A new discovery has shown that the immune system can be trained to fight infections.
A new report from UCLA scientists shows the discovery of the fundamental rule underlying the immune system’s process of fighting off infections in a particular class of cells. It shows the immune system can also be “trained” to respond more aggressively to infections.
The team identified a key molecular mechanism within macrophages, which are infection-fighting cells of the innate immune system, that determines whether, and how well, the cells can be trained.
The findings, published in the journal Science, could help pave the way for future targeted strategies to enhance the function of the immune system.
Immune training
Innate immune cells can be trained by past experiences to become better at fighting infections, highlights lead author of the study, Quen Cheng, an Assistant Clinical Professor of Infectious Diseases at UCLA’s David Geffen School of Medicine. Cheng noted that the researchers had previously observed that some experiences seemed to be better than others for immune training.
Whether the training occurs depends on how the DNA of the cell is wrapped. In human cells, for instance, more than six feet of DNA must fit into the cell’s nucleus, which is so small that it is not visible to the naked eye. To achieve this, the DNA is tightly wrapped into chromosomes.
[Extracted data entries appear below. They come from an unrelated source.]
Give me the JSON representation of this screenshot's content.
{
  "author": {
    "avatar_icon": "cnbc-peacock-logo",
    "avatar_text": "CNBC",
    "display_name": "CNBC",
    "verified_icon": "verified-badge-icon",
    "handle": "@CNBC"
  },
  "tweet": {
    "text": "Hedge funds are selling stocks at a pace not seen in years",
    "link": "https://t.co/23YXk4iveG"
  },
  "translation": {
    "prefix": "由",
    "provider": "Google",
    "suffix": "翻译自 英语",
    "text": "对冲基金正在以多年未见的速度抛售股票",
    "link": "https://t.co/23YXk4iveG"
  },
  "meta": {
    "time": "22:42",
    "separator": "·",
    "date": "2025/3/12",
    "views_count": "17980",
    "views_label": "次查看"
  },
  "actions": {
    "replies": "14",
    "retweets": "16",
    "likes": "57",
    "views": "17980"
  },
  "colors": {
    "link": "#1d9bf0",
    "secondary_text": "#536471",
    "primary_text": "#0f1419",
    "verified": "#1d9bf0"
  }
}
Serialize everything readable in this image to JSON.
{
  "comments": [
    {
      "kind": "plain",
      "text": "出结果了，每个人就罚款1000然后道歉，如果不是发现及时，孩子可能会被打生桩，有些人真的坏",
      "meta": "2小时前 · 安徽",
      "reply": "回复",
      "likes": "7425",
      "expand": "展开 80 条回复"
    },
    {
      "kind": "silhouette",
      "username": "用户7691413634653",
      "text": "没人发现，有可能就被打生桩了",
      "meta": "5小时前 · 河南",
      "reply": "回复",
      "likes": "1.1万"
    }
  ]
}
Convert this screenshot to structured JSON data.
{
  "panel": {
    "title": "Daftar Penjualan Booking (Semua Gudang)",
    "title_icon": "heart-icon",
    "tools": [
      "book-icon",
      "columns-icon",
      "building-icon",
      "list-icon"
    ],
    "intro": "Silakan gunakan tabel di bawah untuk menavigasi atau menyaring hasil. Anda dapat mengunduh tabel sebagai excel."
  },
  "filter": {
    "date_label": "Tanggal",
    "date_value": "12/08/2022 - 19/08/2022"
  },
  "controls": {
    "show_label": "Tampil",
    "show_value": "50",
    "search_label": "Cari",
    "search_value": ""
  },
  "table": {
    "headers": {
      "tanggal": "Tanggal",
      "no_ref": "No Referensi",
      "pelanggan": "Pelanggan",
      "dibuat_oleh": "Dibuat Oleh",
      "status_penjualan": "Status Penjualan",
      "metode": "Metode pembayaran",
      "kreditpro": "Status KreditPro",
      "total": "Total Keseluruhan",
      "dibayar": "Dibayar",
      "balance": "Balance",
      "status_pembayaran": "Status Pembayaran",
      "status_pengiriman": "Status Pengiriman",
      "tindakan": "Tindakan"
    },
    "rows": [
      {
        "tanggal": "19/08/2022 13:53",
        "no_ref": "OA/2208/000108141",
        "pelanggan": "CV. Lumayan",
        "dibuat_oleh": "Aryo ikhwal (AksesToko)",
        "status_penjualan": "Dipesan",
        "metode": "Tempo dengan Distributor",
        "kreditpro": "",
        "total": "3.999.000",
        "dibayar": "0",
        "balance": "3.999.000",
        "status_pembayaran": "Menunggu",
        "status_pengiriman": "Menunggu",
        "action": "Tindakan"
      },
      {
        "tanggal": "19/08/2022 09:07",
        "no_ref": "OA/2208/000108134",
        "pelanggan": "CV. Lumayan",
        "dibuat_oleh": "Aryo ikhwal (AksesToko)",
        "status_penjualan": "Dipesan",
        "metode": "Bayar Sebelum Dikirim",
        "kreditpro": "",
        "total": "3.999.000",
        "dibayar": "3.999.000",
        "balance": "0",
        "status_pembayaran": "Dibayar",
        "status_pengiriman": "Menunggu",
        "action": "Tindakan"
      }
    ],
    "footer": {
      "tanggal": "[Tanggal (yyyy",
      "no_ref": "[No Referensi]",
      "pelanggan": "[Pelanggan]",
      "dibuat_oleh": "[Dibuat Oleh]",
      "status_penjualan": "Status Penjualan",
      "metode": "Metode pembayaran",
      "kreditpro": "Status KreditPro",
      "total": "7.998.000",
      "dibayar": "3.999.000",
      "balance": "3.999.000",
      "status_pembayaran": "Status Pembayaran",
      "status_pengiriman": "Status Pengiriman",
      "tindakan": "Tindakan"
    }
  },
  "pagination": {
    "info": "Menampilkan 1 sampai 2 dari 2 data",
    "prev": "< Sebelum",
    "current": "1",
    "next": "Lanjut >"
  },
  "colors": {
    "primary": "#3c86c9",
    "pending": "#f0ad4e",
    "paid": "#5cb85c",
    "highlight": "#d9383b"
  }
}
Senior author Alexander Hoffmann, UCLA’s Thomas M. Asher, Professor of Microbiology and Director of the Institute for Quantitative and Computational Biosciences, points out that only selected regions of the DNA are exposed and accessible, and only the genes in those accessible regions can respond and fight infection.
By introducing a stimulus to a macrophage, such as a substance derived from a microbe or pathogen, as in the case of a vaccine, previously compacted DNA regions can be unwrapped which exposes new genes that will enable the cell to respond more aggressively.
The team’s research reveals that the precise dynamics of a key immune signalling molecule in macrophages, called NFκB, determine whether this unwrapping and exposing of genes occurs, and that the dynamic activity of NFκB itself is determined by the precise type of extracellular stimulus introduced to the macrophage.
Cheng said: “Importantly, our study shows that innate immune cells can be trained to become more aggressive only by some stimuli and not others. This specificity is critical to human health because proper training is important for effectively fighting infection, but improper training may result in too much inflammation and autoimmunity, which can cause significant damage.”
NFκB
Using advanced microscopy, the researchers followed the activity of NFκB – which helps immune cells to identify incoming threats – in macrophages derived from the bone marrow of healthy mice, tracking how the molecule’s dynamics changed in response to several different stimuli.
The findings demonstrated that NFκB was successful at training macrophages only when the stimulus-induced non-oscillating NFκB activity.
Cheng said: “For a long time, we’ve known intuitively that whether NFκB oscillates or not of must be important but had simply not been able to figure out how. These results are a real breakthrough for understanding the language of immune cells and knowing the language will help us ‘hack’ the system to improve immune function.”
The researchers were also able to simulate this training process with a mathematical model, which may allow for future precision-targeted engineering of trained immunity, Hoffmann said.
The team expect this research to inspire a wide range of additional studies, including investigations into human diseases caused by immune cells that are improperly trained, strategies to optimise immune training to fight infection, and ways to complement existing vaccine approaches.